When he had reached the rust-coloured rug he sat quite still a few feet from Mrs Slagg and scrutinized the old lady’s shoe, his elbow on his knee and his chin sunk in his hand, an attitude startlingly adult and inappropriate in a child of less than eighteen months.
‘Oh, my poor heart! how he does look,’ came Mrs Slagg’s thin voice. ‘As though I haven’t loved him and toiled to make him joyous. Worn myself out to the marrow for his little Lordship, I have, day after day, night after night, with this after this and that after that piling ag’ny on ag’ny until you’d think he would be glad of love; but he just goes on as though he’s wiser than his old Nannie, who knows all about the vacancies of babies,’ (‘vagaries’, she must have meant), ‘and all I get is naughtiness from his sister – oh, my weak heart, naughtiness and spleen.’

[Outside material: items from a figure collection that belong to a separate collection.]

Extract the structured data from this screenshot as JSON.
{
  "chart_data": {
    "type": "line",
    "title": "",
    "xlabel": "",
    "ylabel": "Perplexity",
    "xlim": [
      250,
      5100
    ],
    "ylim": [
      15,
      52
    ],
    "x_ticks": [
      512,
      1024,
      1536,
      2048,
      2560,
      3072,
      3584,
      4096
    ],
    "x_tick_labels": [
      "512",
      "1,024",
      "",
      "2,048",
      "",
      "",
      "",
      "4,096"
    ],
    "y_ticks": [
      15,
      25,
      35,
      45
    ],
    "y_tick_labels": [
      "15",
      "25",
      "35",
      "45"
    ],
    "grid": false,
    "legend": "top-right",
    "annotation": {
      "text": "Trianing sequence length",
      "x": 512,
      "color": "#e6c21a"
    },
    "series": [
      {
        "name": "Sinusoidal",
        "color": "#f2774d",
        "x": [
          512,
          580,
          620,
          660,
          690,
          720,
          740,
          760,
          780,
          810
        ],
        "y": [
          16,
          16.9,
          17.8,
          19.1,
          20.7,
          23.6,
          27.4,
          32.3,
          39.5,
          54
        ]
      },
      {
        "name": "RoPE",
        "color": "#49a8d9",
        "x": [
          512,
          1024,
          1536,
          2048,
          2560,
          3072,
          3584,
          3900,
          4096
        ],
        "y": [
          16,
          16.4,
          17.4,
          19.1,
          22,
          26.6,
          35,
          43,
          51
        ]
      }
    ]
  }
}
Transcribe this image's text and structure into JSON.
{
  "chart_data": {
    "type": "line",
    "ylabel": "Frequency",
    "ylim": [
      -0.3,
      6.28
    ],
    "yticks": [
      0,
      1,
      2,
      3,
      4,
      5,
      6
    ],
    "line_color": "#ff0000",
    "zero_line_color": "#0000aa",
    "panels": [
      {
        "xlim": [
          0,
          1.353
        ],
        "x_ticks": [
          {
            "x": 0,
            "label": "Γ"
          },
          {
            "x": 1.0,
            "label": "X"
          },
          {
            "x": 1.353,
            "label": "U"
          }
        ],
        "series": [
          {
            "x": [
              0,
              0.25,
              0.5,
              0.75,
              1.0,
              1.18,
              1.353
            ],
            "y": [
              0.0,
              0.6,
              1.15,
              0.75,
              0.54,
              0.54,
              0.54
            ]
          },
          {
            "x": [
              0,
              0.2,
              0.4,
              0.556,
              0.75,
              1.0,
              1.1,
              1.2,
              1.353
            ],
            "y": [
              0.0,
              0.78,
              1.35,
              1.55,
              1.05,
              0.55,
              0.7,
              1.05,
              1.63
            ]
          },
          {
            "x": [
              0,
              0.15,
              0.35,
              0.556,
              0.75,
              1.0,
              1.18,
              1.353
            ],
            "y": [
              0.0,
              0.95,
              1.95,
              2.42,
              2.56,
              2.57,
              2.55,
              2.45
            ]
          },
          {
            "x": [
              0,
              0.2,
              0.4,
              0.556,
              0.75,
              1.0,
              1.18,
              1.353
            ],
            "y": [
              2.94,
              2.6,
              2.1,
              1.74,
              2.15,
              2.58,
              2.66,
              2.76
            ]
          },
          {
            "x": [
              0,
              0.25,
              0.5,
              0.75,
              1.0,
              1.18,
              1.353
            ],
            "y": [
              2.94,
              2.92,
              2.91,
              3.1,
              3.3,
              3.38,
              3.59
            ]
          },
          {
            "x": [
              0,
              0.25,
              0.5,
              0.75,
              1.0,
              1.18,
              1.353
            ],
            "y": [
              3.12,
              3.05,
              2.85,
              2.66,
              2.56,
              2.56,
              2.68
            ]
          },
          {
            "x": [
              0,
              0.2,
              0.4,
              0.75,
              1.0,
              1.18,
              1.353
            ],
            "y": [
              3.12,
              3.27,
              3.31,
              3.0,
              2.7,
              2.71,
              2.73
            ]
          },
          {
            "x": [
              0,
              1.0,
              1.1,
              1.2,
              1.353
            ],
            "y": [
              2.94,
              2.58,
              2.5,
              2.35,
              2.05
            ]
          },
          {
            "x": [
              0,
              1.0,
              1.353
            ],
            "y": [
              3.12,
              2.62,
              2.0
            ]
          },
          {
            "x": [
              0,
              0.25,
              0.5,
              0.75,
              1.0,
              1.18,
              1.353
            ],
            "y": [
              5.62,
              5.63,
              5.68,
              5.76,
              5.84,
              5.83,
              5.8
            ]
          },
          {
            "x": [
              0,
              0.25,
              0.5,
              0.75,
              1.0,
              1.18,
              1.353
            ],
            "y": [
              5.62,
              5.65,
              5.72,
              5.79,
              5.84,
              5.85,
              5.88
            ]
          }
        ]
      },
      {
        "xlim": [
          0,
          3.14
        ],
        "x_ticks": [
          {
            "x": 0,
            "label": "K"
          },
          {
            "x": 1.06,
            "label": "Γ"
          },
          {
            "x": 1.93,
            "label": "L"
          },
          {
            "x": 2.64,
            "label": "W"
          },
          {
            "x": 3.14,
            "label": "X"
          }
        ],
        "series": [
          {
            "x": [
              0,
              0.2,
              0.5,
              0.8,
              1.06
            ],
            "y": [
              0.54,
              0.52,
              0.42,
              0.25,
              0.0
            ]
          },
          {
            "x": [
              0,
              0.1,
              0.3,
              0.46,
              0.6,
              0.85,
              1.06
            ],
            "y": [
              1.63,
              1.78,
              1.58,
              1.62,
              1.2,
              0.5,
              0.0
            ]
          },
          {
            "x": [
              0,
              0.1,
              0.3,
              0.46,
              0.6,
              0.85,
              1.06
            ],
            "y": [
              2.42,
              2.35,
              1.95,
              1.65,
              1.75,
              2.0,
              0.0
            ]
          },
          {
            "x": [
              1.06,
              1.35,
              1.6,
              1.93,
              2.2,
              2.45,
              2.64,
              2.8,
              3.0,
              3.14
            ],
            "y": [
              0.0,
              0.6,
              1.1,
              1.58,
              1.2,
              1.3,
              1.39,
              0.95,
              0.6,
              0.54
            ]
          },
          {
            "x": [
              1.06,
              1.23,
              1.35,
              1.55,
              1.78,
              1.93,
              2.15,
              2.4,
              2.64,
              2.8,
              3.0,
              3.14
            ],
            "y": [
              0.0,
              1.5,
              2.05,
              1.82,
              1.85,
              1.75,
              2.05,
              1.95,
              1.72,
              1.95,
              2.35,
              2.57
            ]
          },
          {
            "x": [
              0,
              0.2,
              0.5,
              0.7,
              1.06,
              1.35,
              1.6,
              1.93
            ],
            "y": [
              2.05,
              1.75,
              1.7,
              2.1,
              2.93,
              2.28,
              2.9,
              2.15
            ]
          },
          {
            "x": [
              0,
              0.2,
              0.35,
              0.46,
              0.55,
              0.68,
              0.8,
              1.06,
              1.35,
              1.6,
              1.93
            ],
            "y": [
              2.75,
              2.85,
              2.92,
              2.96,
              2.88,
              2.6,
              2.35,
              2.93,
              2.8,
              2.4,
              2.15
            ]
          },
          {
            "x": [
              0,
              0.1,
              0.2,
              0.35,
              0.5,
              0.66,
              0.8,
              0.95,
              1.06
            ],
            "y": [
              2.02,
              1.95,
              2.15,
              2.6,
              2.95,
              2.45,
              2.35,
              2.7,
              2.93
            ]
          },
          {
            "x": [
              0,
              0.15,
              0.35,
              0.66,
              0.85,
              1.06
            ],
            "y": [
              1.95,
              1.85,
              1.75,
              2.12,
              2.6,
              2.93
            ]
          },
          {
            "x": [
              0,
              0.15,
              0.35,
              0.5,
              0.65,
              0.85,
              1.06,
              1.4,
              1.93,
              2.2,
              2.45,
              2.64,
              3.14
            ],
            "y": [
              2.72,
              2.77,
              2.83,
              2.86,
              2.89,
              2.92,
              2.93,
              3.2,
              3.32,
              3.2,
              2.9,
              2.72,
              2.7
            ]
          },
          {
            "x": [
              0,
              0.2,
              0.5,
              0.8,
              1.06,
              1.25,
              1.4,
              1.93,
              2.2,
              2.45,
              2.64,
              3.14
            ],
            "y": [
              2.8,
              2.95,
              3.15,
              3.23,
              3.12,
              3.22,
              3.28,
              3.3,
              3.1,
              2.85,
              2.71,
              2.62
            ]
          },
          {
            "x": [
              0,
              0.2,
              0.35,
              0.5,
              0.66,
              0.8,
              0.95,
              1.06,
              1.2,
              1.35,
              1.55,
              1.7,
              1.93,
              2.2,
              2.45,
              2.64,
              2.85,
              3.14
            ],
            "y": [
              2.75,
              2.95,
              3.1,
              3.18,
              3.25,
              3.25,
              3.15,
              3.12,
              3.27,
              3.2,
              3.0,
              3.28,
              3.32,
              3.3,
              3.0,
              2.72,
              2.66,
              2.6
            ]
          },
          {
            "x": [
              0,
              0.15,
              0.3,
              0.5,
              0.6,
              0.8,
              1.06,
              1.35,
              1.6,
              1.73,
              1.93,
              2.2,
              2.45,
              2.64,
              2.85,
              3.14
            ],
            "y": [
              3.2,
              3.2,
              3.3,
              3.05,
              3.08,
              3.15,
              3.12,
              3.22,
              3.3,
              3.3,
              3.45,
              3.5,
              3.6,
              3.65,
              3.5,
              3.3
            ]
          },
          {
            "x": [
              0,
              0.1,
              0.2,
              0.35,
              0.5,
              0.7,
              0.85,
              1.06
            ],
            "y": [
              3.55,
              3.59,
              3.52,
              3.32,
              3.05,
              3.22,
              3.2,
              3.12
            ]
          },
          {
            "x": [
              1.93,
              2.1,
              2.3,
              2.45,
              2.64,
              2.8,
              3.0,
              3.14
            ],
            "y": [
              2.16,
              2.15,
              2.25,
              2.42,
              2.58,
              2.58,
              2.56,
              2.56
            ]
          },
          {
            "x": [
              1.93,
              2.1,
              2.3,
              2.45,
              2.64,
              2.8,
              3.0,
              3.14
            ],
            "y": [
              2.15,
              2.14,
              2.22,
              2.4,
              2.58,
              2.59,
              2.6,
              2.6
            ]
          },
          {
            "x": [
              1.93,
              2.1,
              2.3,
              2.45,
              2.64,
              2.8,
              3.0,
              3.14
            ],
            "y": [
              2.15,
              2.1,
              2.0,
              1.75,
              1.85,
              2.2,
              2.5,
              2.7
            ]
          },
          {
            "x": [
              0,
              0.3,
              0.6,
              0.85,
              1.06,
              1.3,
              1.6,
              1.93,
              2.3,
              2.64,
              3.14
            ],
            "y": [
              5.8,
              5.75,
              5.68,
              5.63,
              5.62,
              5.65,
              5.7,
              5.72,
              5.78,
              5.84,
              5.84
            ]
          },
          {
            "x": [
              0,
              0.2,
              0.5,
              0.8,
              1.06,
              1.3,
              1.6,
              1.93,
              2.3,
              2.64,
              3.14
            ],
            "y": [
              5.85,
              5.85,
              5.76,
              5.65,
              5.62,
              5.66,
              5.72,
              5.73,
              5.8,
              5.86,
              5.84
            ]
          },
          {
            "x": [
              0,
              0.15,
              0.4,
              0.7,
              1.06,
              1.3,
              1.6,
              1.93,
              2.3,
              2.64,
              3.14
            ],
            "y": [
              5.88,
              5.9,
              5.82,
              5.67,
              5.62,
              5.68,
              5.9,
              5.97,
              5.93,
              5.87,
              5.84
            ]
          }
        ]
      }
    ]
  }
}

Fuchsia raised herself on her elbow and gazed at the brooding conifers on the far side of the lake. Her eyes were not red from crying: she had cried so much lately that she had drained herself of salt for a little. They had the look of eyes in which hosts of tears had been fought back and had triumphed.
‘What did you say?’
‘That’s it! that’s it!’ Mrs Slagg became petulant. ‘Never listens. Too wise now to listen, I suppose, to an old woman who hasn’t long to live.’
I didn’t hear you,’ said Fuchsia.
‘You never try,’ replied Nannie. ‘That’s what it is – you neve
r try. I might as well not be here.’
Fuchsia had grown tired of the old nurse’s querulous and tearful admonishments. She shifted her gaze from the pines to her brother, who had begun to struggle with the buckle of one of her shoes, ‘Well, there’s a lovely breeze, anyway,’ she said.
The old nurse, who had forgotten she was in the middle of chastening Fuchsia, jerked her wizened face toward the girl in a startled way. ‘What, my caution dear?’ she said. And then remembering that her ‘caution’ had been in her disfavour for some reason which she had forgotten, she pursed her face up with a ridiculous and puny haughtiness, as much as to say: ‘I may have called you “my caution dear”, but that doesn’t mean that we’re on speaking terms.’
Fuchsia gazed at her in a sullen sadness. ‘I said there’s a lovely breeze,’ she repeated.
Mrs Slagg could never keep up her sham dignity for long, and she smacked out at Fuchsia, as a final gesture, and misjudging the distance, her blow fell short and she toppled over on her side. Fuchsia, leaning across the rug, re-established the midget as though she were setting an ornament and left her arm purposely within range, for she knew her old nurse. Sure enough, once Nannie Slagg had recovered and had smoothed out her skirt in front of her and reset her hat with the glass-grapes, she delivered a weak blow at Fuchsia’s arm.
‘What did you say about the breezes, dear? Nothing worth hearing, I expect, as usual.’
‘I said they were lovely,’ said Fuchsia.
‘Yes, they are,’ said Nannie, after reflection. ‘Yes, they are, my only – but they don’t make me any younger. They just go round the edge of me and make my skin feel nicer.’
‘Well, that’s better than nothing, I suppose,’ said Fuchsia.